Pertempuran pecah di Sudan pada pertengahan April 2023 antara tentara yang dipimpin oleh Abdel Fattah al-Burhan, dan Pasukan Dukungan Cepat yang dipimpin oleh sekutu dan mantan wakilnya, Mohamed Hamdan Dagalo, yang dikenal sebagai Hemedti.

Menlu AS Antony J Blinken - (AP Photo/Mark Schiefelbein )

Departemen Keuangan mendukung penentuan genosida dengan serangkaian sanksi yang menargetkan pemimpin pasukan reaksi cepat, Jenderal Mohamed Hamdan, serta tujuh perusahaan di Uni Emirat Arab, sponsor asing utama kelompok tersebut, yang telah memperdagangkan senjata dan emas atas namanya.

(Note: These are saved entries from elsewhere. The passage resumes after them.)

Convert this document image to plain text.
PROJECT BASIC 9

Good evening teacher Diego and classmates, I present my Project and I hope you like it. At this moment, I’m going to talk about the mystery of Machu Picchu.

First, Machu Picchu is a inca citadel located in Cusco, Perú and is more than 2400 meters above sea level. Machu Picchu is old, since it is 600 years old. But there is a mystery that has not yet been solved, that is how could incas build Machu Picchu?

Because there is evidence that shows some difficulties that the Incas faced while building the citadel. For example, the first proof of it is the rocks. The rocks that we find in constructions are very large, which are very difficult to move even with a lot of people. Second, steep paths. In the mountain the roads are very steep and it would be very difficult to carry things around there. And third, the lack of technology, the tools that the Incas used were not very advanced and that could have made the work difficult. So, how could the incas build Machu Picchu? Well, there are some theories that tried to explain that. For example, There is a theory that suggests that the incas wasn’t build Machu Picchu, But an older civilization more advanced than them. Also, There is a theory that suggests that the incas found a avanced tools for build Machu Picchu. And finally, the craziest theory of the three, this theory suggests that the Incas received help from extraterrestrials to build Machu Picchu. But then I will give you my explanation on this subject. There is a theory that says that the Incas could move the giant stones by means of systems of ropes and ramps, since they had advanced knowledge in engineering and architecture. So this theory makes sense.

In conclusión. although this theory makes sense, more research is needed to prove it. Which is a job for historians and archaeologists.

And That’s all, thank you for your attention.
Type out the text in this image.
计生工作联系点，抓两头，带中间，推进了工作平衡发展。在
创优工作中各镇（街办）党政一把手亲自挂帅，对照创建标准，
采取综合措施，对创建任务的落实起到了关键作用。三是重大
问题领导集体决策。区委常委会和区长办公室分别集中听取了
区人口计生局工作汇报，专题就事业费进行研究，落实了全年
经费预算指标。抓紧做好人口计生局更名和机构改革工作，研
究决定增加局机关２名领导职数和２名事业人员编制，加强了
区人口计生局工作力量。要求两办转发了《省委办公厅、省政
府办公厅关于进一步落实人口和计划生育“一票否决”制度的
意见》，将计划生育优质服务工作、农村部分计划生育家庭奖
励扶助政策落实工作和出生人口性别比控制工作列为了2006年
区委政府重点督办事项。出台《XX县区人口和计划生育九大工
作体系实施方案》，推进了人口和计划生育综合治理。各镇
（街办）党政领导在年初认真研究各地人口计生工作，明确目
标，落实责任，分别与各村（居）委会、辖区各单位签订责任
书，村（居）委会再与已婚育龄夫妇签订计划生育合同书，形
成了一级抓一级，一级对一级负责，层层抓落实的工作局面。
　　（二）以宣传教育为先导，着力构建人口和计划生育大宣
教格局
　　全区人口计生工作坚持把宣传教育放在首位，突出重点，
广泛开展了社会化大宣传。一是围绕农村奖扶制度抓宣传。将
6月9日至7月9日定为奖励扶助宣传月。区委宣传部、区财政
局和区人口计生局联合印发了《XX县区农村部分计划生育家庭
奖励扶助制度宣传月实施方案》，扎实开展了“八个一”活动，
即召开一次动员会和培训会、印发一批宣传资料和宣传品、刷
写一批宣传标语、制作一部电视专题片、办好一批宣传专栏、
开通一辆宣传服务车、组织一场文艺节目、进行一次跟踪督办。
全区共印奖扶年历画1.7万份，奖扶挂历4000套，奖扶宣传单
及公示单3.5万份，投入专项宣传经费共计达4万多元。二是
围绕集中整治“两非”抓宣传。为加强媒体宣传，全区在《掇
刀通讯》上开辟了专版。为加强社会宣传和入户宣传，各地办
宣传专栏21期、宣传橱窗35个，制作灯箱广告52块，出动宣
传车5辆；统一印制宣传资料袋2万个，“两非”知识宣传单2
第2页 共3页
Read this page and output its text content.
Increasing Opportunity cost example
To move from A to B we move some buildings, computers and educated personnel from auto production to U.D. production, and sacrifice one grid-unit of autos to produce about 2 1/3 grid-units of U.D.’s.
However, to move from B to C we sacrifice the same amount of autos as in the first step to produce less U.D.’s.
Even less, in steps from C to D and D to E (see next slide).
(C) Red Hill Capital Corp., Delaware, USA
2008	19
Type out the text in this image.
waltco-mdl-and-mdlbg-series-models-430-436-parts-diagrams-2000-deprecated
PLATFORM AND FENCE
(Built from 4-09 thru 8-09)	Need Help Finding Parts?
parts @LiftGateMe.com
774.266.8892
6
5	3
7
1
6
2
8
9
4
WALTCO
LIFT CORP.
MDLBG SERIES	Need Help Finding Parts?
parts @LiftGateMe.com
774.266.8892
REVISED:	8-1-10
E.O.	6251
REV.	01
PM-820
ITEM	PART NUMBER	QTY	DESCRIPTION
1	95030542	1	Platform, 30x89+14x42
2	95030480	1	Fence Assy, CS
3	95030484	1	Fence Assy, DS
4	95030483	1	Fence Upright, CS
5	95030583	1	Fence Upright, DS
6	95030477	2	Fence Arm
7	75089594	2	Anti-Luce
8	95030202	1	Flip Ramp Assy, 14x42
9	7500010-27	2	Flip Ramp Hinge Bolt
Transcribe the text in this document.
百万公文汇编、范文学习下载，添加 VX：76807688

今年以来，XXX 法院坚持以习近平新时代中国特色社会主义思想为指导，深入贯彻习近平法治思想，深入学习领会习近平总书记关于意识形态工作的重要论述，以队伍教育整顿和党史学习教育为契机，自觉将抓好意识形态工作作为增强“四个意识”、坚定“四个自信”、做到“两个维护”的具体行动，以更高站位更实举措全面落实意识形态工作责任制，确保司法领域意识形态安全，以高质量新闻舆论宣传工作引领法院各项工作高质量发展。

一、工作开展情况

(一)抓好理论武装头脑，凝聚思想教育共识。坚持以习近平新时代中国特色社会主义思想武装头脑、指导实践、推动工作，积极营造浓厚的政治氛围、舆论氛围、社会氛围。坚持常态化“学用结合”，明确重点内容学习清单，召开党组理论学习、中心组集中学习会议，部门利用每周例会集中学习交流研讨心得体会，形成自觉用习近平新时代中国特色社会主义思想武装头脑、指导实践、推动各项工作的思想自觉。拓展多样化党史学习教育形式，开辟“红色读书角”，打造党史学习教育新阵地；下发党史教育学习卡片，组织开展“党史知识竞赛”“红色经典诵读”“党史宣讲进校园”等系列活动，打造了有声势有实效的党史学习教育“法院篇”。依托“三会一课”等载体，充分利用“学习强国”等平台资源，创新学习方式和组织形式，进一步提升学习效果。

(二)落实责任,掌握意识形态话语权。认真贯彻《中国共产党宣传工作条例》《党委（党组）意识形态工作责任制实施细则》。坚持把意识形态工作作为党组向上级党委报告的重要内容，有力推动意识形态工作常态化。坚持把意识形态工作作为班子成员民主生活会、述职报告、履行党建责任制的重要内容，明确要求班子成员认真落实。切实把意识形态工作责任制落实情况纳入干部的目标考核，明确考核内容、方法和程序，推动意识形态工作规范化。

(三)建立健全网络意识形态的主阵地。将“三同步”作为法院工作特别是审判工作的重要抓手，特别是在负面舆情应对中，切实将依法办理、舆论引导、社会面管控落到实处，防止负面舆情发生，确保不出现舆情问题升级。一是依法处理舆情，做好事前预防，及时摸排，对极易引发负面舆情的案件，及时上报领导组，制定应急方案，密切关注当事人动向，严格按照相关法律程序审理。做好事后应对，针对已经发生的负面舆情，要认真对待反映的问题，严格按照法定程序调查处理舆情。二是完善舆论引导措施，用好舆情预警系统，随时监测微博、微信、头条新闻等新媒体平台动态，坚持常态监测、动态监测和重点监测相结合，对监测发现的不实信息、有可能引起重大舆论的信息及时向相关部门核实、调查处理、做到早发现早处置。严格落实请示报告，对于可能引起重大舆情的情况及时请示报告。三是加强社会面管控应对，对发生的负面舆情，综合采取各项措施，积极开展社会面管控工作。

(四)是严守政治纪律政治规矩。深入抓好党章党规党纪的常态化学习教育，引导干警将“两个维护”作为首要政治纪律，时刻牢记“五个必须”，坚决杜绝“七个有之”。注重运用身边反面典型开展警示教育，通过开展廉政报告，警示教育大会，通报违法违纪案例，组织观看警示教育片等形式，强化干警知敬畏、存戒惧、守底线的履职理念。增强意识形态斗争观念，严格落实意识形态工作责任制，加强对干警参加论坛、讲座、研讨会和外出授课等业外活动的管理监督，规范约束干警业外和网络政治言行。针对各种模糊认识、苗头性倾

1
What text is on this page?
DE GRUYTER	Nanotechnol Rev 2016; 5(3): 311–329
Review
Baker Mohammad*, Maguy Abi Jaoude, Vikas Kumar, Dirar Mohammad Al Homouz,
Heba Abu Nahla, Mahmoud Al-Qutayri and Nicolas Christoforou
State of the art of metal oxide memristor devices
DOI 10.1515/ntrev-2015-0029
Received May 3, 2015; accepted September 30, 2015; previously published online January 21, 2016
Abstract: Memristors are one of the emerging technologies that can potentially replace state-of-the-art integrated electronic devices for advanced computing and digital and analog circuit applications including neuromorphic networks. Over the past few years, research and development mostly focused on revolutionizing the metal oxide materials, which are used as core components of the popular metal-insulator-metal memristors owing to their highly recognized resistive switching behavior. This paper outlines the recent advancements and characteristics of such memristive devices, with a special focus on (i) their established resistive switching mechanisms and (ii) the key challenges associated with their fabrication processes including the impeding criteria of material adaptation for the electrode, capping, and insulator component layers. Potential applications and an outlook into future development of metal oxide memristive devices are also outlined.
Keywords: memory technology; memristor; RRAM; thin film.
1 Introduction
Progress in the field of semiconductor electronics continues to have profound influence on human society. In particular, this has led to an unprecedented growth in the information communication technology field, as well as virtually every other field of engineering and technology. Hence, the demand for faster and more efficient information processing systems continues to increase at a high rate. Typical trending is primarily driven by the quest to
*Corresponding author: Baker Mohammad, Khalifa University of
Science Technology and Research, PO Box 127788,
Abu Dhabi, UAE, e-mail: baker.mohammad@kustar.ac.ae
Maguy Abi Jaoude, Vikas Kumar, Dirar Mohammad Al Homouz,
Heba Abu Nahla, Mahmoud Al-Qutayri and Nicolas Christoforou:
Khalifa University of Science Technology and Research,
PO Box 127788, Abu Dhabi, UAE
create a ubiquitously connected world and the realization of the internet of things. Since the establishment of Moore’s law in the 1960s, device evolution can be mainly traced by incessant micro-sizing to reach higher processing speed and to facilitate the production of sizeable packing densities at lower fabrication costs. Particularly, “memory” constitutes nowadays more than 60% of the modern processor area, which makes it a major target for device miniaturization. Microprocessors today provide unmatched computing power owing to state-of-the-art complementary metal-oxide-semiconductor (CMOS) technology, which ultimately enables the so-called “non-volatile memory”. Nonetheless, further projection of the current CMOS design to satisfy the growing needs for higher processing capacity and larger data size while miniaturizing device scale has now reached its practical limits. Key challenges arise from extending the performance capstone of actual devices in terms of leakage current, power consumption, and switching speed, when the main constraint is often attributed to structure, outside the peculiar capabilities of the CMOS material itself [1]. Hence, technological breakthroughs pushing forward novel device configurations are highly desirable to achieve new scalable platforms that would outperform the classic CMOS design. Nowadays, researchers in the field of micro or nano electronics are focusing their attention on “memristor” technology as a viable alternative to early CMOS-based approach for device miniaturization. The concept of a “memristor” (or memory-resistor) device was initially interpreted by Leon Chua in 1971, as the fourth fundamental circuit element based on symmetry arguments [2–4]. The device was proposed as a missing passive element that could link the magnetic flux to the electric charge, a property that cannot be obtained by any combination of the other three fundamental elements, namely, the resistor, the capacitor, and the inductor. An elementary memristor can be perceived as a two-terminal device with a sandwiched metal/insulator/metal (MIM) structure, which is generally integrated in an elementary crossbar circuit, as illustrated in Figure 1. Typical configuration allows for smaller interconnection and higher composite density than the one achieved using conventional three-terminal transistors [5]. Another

“Pasukan reaksi cepat dan milisi sekutunya telah secara sistematis membunuh laki-laki dan anak laki-laki — bahkan bayi — berdasarkan etnis, dan secara sengaja menargetkan perempuan dan anak perempuan dari kelompok etnis tertentu untuk diperkosa dan melakukan bentuk-bentuk kekerasan seksual brutal lainnya,” kata Blinken dalam sebuah pernyataan . “Milisi yang sama tersebut telah menargetkan warga sipil yang melarikan diri, membunuh orang-orang tak berdosa yang melarikan diri dari konflik, dan mencegah warga sipil yang tersisa mengakses pasokan penyelamat nyawa.”

 

 

Penetapan genosida tersebut muncul dua dekade setelah Amerika Serikat mengambil langkah serupa pada tahun 2004. Menteri Luar Negeri saat itu Colin Powell menetapkan bahwa Janjaweed, milisi kejam yang bersekutu dengan militer Sudan melakukan genosida selama kampanye kontrapemberontakan yang kejam di Darfur.

Janjaweed kemudian berubah menjadi pasukan reaksi cepat. Namun, alih-alih bersekutu dengan militer Sudan, kelompok tersebut kini memeranginya, dalam perang saudara yang telah menyebabkan salah satu negara terbesar di Afrika dilanda kelaparan yang dahsyat, menewaskan puluhan ribu orang, dan memaksa lebih dari 11 juta orang — hampir seperempat dari populasi Sudan — meninggalkan rumah mereka, menurut Perserikatan Bangsa-Bangsa.

Kekejaman dan kejahatan perang telah dilakukan oleh kedua belah pihak, kata pejabat dari Amerika Serikat, Perserikatan Bangsa-Bangsa, dan kelompok hak asasi manusia. Militer telah berulang kali membantai warga sipil dalam serangan bom tanpa pandang bulu, terkadang menewaskan puluhan orang sekaligus .

Namun, hanya pasukan reaksi cepat yang dituduh melakukan pembersihan etnis, khususnya selama kekerasan sistematis di Darfur antara April 2023 — saat perang saudara dimulai — dan November tahun itu. Para pejuangnya, yang sebagian besar adalah etnis Arab, menargetkan anggota Masalit, kelompok etnis non-Arab, dalam serangan brutal yang menjadi elemen utama penentuan genosida Amerika, kata dua pejabat senior AS yang berbicara dengan syarat anonim untuk membahas masalah diplomatik yang sensitif.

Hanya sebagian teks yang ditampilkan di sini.